A group devoted to female politicians says one way to get more women on Capitol Hill is to convince female voters to donate money to campaigns.

"Money is essential in winning campaigns," says Sam Bennett, president and CEO of She Should Run. "If you don't give, you don't have a voice, so I urge women to put their money where their mouth is."

She Should Run, in cooperation with the Center for Responsive Politics, released its "Vote with your Purse" report, showing women made up just 26 percent of the political donations in 2010, down from 31 percent in 2008. Women make up more than 50 percent of the U.S. population, but only 17 percent of Congress. [See Mary Kate Cary's Five Ways the GOP Can Woo Women.]

"There is a direct connective tissue between women's vast underrepresentation in elected office in this country, women being significantly less likely to run for office and women's drastic underinvestment in politics financially," says Bennett. "It is all part and parcel of the same systemic problem."

In 2010, women gave just 21 percent of the total PAC contributions, with 25 percent of the donations going to Republican candidates and 30 percent of the total individual contributions to Democrats.

Bennett says, however, women are far from selfish about their money. Multiple studies show women annually give more money to charities then men.

Bennett says one explanation for women giving more to charities than candidates is that women view politics as combative and ineffective. The report also says that women don't think a campaign donation is the best way to make institutional changes. [Romney Sweeps 5 Primary Wins, Promises 'Better America']

"Women have not made that connection between giving charitably and giving politically. Women's giving potential is enormous," Bennett argues. "There is no more important investment that women can make with their dollars, with their time, then to be engaged in politics."

To illustrate how much of an impact women could have on campaigns, Bennett argues if every female in the U.S. donated just $5 to a congresswoman running for office in 2012, it would be enough to have a female candidate in each House race running on a $1 million budget. [Read Dems Put GOP in Political Box Over Women's Issues.]

Victoria Budson, the Executive Director of the Women and Public Policy Program at Harvard University, offers up another reason for the gap in political contributions between men and women.

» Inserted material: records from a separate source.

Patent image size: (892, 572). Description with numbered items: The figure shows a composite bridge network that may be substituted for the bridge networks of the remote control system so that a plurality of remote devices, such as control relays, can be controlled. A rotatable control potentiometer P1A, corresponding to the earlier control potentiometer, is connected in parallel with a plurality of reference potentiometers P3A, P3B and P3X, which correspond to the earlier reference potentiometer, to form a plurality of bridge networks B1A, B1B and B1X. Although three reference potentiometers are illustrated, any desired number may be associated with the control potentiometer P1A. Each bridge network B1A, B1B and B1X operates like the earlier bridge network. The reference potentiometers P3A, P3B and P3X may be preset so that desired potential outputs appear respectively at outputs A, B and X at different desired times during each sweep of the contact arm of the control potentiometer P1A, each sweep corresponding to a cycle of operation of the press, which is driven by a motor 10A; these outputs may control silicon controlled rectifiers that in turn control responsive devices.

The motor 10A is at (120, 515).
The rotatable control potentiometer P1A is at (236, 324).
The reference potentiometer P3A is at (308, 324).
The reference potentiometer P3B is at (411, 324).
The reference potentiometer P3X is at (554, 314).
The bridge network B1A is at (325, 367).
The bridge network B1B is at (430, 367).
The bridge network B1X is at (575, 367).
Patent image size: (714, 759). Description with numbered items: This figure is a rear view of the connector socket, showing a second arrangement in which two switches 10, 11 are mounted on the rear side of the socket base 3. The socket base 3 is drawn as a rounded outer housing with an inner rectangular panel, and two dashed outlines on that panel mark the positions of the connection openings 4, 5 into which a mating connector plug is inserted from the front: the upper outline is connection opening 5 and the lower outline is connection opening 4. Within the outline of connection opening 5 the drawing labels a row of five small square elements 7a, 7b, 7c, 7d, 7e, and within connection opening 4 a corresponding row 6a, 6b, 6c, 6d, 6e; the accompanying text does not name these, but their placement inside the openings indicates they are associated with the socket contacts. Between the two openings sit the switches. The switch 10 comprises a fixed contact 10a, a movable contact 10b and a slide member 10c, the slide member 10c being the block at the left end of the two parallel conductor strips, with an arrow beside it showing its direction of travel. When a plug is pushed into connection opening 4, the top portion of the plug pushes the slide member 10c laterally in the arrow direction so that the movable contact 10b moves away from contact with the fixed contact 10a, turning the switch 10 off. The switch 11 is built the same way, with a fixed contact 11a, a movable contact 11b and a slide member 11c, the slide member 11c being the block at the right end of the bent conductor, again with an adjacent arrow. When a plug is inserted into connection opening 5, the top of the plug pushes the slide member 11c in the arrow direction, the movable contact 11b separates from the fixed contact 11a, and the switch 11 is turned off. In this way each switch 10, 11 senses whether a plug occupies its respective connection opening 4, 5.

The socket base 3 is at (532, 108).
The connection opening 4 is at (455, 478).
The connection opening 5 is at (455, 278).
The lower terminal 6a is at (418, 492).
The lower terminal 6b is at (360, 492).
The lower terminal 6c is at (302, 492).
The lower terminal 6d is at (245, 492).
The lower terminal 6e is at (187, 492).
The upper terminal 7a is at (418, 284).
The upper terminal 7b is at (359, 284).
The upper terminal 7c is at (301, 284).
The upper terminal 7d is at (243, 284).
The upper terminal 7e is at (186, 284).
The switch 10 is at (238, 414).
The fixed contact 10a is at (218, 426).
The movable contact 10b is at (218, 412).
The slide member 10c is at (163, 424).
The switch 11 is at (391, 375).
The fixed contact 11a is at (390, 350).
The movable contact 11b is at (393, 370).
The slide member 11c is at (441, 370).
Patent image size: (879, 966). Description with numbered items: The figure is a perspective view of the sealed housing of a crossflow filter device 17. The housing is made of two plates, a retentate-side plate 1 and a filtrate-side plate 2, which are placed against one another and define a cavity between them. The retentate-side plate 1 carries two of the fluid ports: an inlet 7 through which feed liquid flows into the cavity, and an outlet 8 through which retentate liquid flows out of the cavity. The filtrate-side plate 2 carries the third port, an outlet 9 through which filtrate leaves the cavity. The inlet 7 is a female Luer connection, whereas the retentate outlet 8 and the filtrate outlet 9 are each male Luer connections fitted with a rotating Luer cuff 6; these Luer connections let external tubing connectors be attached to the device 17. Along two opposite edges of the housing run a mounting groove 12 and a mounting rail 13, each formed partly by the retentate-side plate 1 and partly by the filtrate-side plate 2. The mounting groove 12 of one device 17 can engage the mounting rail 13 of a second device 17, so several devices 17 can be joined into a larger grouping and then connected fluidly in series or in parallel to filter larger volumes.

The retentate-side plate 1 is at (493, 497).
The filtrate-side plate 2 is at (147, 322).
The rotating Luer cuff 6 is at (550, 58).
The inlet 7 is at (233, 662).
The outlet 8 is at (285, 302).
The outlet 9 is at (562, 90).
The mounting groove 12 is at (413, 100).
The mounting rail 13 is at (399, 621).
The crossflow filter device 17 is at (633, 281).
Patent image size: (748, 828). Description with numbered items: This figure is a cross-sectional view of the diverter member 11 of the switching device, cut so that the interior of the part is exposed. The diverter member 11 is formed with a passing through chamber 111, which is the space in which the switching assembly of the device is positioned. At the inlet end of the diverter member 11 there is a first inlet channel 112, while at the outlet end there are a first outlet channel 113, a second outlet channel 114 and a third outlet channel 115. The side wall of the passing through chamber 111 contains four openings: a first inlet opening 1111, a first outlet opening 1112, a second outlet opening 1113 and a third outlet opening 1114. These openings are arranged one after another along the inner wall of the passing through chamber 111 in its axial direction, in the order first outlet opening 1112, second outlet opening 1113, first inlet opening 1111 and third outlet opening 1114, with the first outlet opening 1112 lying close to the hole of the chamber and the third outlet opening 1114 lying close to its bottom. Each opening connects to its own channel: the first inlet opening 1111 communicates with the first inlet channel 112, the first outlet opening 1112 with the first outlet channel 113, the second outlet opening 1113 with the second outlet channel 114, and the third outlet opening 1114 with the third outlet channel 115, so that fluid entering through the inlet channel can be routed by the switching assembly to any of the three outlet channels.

"Men tend to view political giving as an extension of their power base," Budson says. "Women view it as one of the many ways they invest in their values and their priorities. It is one of the ways they participate in politics, but it is not the only way."

Budson says women are less likely to run for office, but they volunteer more, translating their support for their families and community into a support on the campaign trail.

Despite women giving less money to campaigns, female congresswomen already in office raised more money in 2010 than their male counterparts by roughly $100,000 . However, for all but four of those representatives, more than half of the donations came from men.